Sylt. Kreis Nordfriesland weitet Kontrollen massiv aus. Auch Immobilie aus Familie eines Bürgermeisters im Visier – droht sogar der Abriss?
- Auf Sylt und anderen Nordseeinseln stehen Tausende Ferienwohnungen auf dem Prüfstand
- Es geht um mögliche illegale Nutzungen von „Sylt-Garagen“ und anderen Objekten
- Kontrolliert wird auch die Immobilie eines Mitglieds der Familie eines Sylter Bürgermeisters
- Was den Ferienwohnungen droht und welche Folgen die Kontrollen für Urlauber haben können
Es gibt sogar einen festen Begriff für die fantasievolle Wohnraumbeschaffung: die „Sylt-Garage“. Man baut die Garage aus und zieht dort selbst ein oder vermietet die so entstandene Ferienwohnung an Gäste. Manchmal werde sogar im Anschluss ein Garagentor auf die Gebäudewand gemalt, sagt ein Sylter Bürger dem Abendblatt – um vorzutäuschen, dass es sich immer noch um eine normale Garage handelt.

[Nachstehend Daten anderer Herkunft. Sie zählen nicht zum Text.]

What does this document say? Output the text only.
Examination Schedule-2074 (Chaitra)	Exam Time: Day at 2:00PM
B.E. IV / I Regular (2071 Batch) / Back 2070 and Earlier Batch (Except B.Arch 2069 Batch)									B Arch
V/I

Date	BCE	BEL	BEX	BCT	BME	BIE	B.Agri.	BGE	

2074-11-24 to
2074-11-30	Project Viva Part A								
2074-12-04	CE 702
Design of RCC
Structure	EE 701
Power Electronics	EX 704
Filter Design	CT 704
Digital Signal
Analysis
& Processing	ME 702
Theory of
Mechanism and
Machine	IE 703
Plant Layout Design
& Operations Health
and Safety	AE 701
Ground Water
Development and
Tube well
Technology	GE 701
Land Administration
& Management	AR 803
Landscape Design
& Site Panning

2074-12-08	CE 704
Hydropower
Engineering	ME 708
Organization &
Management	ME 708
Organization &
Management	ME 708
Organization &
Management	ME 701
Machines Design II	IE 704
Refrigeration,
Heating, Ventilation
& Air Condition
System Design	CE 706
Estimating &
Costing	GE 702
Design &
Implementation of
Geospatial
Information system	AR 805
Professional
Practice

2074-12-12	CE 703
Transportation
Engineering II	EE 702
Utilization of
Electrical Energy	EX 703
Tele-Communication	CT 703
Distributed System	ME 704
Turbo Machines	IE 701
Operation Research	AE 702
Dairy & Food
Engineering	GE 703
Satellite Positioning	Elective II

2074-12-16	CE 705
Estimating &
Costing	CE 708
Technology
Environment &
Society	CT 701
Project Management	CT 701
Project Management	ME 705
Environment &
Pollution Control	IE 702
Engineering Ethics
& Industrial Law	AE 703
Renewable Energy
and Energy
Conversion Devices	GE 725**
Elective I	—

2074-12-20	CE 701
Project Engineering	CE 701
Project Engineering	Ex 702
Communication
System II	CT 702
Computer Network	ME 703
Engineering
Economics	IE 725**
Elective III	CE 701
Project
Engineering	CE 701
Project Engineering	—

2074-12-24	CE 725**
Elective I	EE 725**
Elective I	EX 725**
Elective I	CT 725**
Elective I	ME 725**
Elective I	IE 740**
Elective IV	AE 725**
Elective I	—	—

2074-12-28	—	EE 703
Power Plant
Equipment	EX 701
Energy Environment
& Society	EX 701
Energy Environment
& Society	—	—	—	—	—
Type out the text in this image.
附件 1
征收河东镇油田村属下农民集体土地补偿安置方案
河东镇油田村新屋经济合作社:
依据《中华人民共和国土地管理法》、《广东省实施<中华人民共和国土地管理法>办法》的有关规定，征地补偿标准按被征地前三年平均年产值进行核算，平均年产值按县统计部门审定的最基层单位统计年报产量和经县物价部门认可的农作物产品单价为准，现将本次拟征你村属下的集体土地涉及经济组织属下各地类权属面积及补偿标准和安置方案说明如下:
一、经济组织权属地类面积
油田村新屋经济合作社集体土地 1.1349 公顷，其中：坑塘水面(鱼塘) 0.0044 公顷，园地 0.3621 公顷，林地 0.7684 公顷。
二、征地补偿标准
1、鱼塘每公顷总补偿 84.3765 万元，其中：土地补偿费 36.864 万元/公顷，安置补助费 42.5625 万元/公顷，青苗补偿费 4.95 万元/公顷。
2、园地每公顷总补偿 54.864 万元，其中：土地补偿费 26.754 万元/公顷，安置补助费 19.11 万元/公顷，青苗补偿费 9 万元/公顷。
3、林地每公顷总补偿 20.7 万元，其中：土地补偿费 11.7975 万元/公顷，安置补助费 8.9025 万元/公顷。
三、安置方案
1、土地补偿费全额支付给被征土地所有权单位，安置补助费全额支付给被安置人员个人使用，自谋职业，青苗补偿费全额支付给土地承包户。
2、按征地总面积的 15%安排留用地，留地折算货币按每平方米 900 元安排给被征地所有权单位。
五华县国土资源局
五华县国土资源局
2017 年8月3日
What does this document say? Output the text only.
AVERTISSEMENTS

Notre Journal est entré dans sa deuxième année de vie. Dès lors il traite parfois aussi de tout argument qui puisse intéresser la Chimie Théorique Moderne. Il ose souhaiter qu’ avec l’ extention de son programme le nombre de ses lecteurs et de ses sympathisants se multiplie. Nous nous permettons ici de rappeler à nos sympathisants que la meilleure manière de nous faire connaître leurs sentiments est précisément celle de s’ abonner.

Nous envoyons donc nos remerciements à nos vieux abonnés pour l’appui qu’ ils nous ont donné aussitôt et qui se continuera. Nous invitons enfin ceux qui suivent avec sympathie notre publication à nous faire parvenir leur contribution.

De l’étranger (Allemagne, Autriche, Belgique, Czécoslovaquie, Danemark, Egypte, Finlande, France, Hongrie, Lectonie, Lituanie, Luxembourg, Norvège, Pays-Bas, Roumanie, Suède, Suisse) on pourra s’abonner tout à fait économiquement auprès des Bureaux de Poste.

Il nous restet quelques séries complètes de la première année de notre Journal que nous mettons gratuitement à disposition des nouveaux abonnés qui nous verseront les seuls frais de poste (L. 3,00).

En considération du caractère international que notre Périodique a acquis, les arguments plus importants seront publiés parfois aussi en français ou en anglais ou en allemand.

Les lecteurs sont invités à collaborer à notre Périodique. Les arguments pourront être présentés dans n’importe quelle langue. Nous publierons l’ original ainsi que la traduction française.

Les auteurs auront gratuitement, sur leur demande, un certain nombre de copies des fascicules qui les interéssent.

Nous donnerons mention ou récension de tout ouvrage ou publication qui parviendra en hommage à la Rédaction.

Das Problem der illegalen Ferienwohnungen in beliebten touristischen Orten an der Nordsee – etwa auf Sylt, Föhr, Amrum oder in St. Peter-Ording – ist bekannt. Seit der Kreis Nordfriesland gegen diese Praxis vehementer als früher vorgeht, herrscht unter den Betroffenen große Aufregung. Nun hat die Überprüfung auch die Familie eines Sylter Politikers getroffen.
Sylt: 50 illegale Ferienwohnungen entdeckt
Die Bauaufsicht des Kreises hat einem Familienmitglied des ehrenamtlichen Bürgermeisters von Wenningstedt-Braderup eine Nutzungsuntersagungsverfügung zugestellt. Dieses soll eine Immobilie unzulässigerweise als Ferienwohnung vermietet haben, so Hans-Martin Slopianka, Sprecher des Kreises Nordfriesland.
Der Kreis Nordfriesland habe bisher bereits 50 Nutzungsuntersagungen auf Sylt ausgesprochen. „Wir arbeiten derzeit die Bebauungspläne an den vier touristischen Hotspots ab“, sagt der Kreissprecher.
„Die zuständigen Sachbearbeiter nehmen sich ein B-Plan-Gebiet vor“, erklärt er das Vorgehen. „Sie führen Ortsbesichtigungen durch. Meistens kann man schon von außen erkennen, ob eine Ferienwohnung vorhanden ist, weil beispielsweise auf dem Rasen davor Schilder darauf hinweisen. Zusätzlich weisen die üblichen Buchungsportale auf Ferienwohnungen hin. Auch gehen vermehrt Anzeigen von Nachbarn ein.“ Werde eine Ferienwohnung festgestellt, erfolge der Abgleich mit der Baugenehmigung. Liege keine Baugenehmigung für eine Ferienwohnung vor, dann schreite die Bauaufsicht ein, so Slopianka.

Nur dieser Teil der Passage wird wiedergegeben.